I have the following equivalent representations for a hyperplane:
$H:=\{x\in\mathbb{R}^n\vert w^T\cdot x=d\},\quad w\in\mathbb{R}^n,d\in\mathbb{R}$ fixed
and
$H_2=\left\{x_0+\sum_{i=1}^{n-1}\lambda_i v_i\,\middle\vert\,\lambda_i\in\mathbb{R}\right\}\subseteq\mathbb{R}^n$ with $v_i$ linearly independent and $x_0\in\mathbb{R}^n$ fixed
In words the first representation of a hyperplane is described by an fixed angle represented by $d$ and a fixed vector given by $w$ so that every $x$ with the scalar product $w^T\cdot x=d$ has to lay on the same hyperplane. So all points belonging to the hyperplane are in $H$.

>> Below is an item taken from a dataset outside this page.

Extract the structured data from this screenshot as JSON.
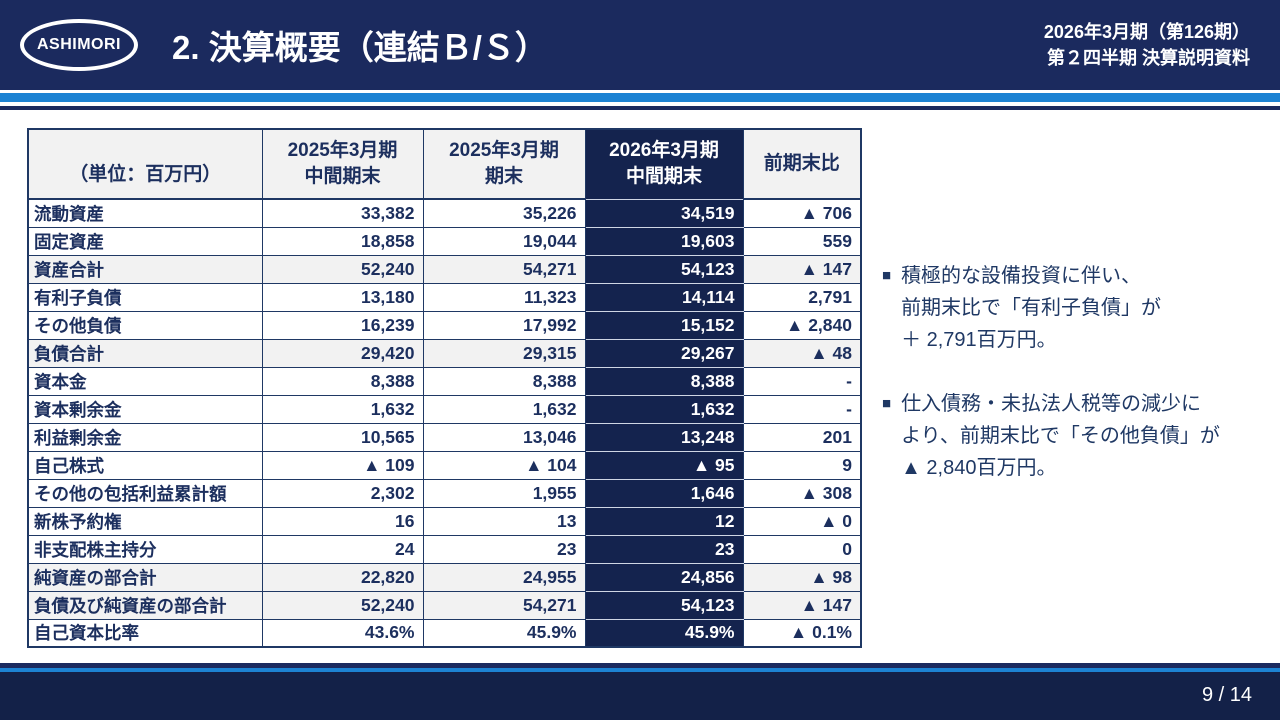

The $x_0$ in $H_2$ should be equivalent to the $w$ in $H$ and the sum represents a point in the hyperplane as combination of $n-1$ linearly independent vectors, since the vectors are fixed all points have to be on the same hyperplane.
I can describe this equivalency easily with words but I am not able to show it mathematically. Could you please help me with this task?

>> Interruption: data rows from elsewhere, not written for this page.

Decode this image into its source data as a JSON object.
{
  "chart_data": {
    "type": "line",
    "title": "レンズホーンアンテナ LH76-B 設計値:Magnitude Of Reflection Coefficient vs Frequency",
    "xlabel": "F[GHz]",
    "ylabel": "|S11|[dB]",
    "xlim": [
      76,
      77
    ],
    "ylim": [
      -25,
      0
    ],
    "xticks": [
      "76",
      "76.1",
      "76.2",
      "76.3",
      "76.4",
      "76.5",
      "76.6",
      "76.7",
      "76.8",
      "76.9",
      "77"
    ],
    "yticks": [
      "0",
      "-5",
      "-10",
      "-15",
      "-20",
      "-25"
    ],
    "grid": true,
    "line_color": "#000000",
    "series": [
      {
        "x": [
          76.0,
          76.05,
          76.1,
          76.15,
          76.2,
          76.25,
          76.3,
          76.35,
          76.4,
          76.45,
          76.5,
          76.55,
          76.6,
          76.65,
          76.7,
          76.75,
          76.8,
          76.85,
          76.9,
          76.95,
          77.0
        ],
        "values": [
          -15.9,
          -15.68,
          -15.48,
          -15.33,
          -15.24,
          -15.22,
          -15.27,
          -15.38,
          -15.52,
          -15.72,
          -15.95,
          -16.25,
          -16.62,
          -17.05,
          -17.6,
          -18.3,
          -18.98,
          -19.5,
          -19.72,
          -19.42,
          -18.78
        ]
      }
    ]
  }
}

We need that $w\neq 0$, and that $v_1, v_2, \ldots, v_{n-1}$ are linearly independent and all orthogonal to $w$ (implying among other things that $\{w, v_1, v_2, \ldots, v_{n-1}\}$ is a basis of $\Bbb R^n$). And we need $w\cdot x_0 = d$. Once those assumptions are out of the way, we can start showing that the two descriptions give the same hyperplane (if any of these assumptions fail, then they do not describe the same hyperplane).

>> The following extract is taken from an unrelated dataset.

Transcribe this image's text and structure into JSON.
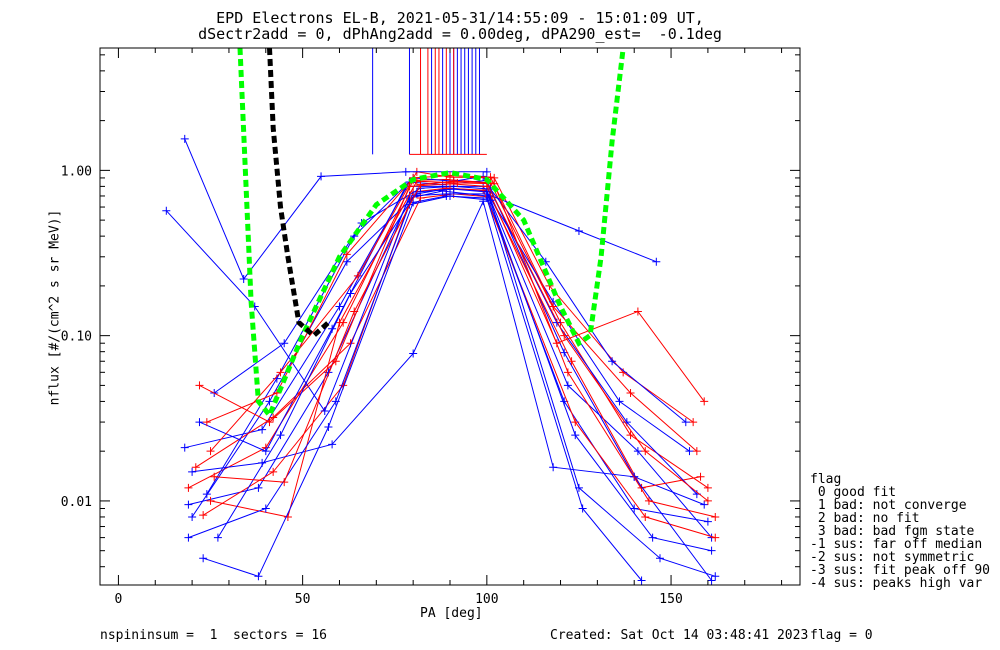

Choose any $\lambda_i$ for $i$ from $1$ to $n-1$, and calculate $$ w\cdot \left(x_0 + \sum_{i = 1}^{n-1}\lambda_iv_i\right) $$ and you will see that you get $d$. So any vector in $H_2$ will be in $H$.
As for inclusion the other way, take a vector $x$ such that $w\cdot x = d$. Consider the vector $x-x_0$, and write it out as a linear combination in the basis given by $w$ and the $v_i$: $$ x-x_0 = \lambda_0w + \sum_{i = 1}^{n-1}\lambda_iv_i $$ Taking the dot product with $w$ reveals that $\lambda_0 = 0$ (as $w\cdot (x-x_0) = 0$ and $w\cdot v_i = 0$ and $w\cdot w \neq 0$), so we get $$ x-x_0 = \sum_{i = 1}^{n-1}\lambda_iv_i $$ Add $x_0$ to both sides, and you're done.